Industrial Holding Increased the Services Availability to 99.7%
☹️ Manual processing of thousands of notifications from IT monitoring systems:
Like many industrial companies, our client had a large situational center that received information from all branches of the business: from IT systems to temperature sensors and air pollution control sensors. One engineer is responsible for one level of information, for example, one engineer is responsible for the network, another for the power supply, a third for applications, a fourth for the data center, etc. All these processes were built manually: dozens of people watch screens 24/7.
☹️ Low SLAs:
During the digital transformation of the holding, the load on IT increased greatly and the current staff could not cope with it. Important alerts were lost in a large number of less important ones. The SLA of critical business services, such as accounting and logistics software, security tools, and video analytics, began to decrease.
☹️ Low service availability:
The number of messages to the helpdesk with complaints about the slow and incorrect work of business applications has sharply increased.
☹️ Contractors inflated their results:
IT support was built on the principle of attracting outsourcing companies and, in the absence of objective controls, not all contractors showed real KPIs.

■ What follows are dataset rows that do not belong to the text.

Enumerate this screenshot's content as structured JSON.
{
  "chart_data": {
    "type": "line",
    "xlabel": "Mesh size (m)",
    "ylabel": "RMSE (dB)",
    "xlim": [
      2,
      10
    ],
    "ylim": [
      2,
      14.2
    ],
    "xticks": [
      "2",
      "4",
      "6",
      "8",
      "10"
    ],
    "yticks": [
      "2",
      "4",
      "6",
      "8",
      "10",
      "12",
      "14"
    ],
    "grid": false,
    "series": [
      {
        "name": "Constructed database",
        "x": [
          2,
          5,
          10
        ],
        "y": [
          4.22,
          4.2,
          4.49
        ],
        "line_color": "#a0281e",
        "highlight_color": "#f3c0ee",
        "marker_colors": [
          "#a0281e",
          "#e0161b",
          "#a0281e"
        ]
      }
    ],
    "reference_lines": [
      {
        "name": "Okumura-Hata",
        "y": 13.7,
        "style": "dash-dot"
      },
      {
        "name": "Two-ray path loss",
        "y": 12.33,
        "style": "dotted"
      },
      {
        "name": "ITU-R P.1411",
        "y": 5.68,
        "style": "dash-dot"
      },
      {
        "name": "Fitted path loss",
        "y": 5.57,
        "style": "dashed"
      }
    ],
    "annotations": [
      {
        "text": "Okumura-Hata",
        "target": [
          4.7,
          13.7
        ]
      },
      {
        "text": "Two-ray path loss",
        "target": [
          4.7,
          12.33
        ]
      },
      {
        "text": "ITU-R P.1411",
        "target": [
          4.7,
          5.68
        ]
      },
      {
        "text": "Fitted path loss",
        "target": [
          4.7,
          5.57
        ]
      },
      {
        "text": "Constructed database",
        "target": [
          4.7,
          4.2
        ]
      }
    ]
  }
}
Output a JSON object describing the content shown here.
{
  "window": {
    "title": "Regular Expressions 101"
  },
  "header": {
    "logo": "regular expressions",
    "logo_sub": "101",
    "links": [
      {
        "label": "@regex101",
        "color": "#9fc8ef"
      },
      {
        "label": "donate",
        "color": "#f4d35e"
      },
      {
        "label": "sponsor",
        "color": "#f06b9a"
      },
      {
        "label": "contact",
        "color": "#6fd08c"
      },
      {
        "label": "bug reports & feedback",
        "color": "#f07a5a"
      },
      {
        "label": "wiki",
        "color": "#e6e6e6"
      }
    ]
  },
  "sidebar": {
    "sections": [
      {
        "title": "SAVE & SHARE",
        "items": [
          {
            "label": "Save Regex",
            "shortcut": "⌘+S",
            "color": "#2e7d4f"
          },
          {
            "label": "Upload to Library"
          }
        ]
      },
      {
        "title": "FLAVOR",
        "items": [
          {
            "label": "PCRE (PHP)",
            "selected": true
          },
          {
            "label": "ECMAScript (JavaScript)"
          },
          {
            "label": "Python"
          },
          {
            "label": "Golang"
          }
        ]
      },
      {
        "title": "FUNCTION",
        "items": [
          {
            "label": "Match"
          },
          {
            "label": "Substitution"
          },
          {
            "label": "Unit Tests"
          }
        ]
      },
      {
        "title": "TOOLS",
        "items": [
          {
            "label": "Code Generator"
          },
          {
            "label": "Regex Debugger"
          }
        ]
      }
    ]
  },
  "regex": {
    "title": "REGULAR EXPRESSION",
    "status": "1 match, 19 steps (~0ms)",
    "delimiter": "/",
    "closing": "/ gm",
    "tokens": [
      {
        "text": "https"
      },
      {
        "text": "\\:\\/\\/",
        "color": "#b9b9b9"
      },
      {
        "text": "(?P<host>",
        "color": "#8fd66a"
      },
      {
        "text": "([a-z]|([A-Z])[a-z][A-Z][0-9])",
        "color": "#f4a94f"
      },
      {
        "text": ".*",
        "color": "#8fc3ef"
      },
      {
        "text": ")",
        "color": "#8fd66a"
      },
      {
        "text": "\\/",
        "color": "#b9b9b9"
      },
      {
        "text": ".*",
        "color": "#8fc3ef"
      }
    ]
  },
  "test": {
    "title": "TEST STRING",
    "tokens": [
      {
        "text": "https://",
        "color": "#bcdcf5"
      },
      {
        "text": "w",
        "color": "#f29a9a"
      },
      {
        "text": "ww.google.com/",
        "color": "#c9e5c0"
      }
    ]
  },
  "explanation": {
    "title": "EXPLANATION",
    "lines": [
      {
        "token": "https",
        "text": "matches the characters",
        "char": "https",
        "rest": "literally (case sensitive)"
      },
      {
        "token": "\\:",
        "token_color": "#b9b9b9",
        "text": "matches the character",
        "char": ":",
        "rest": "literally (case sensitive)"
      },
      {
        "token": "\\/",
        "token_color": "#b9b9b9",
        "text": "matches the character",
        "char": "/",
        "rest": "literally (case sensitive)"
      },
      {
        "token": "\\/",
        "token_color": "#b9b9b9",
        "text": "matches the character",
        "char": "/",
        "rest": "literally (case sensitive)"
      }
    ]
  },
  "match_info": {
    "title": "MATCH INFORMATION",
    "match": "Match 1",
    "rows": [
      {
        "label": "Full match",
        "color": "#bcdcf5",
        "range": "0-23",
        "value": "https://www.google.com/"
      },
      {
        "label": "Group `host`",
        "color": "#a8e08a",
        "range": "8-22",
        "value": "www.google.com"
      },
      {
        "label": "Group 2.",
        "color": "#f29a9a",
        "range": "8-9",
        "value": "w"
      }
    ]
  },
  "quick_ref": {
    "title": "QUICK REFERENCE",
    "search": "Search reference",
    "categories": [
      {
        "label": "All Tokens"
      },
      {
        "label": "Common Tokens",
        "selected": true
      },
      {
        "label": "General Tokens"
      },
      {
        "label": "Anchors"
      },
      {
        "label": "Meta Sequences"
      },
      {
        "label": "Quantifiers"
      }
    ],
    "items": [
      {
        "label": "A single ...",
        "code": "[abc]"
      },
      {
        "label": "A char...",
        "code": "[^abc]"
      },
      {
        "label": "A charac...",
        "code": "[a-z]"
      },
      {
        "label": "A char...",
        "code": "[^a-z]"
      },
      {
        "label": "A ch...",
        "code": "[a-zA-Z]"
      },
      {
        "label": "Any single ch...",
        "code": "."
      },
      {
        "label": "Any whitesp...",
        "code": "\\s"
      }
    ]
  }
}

Deployment: Enterprise on-premise version with priority support.
Period: 2,5 months.
💪 Contractors’ monitoring tools were connected to a customer’s Acure AIOps (15 Zabbix, 4 Splunk, 5 Nagios servers).
💪 Set up monitoring of synthetic transactions (autotests): Once every 10 minutes, 520 tests of all key business processes were launched. At any point in time, the health of service became clear.
💪 A connection between services and resources (Resource Service Model) was built and events were correlated on the infrastructure layer with the business layer.
💪 Launched auto-assignment of incidents. Contractors themselves registered incidents before. Now all events become recorded, stored, and analyzed. The registration was transferred to the system: if the problem occurred at the business level – the incident was placed on the workgroup that had problems at the resource level.
😊 Reduced the risk of the human factor:
100% of the data is processed by robots.
😊 Increased service availability:
From 98.5% to 99.7%.
😊 Reduced crash response time:
From 30 to 15 minutes.
😊 IT from a business point of view has become more transparent:
Bottlenecks and unscrupulous contractors were identified. Outsourcing specialists have become more controlled.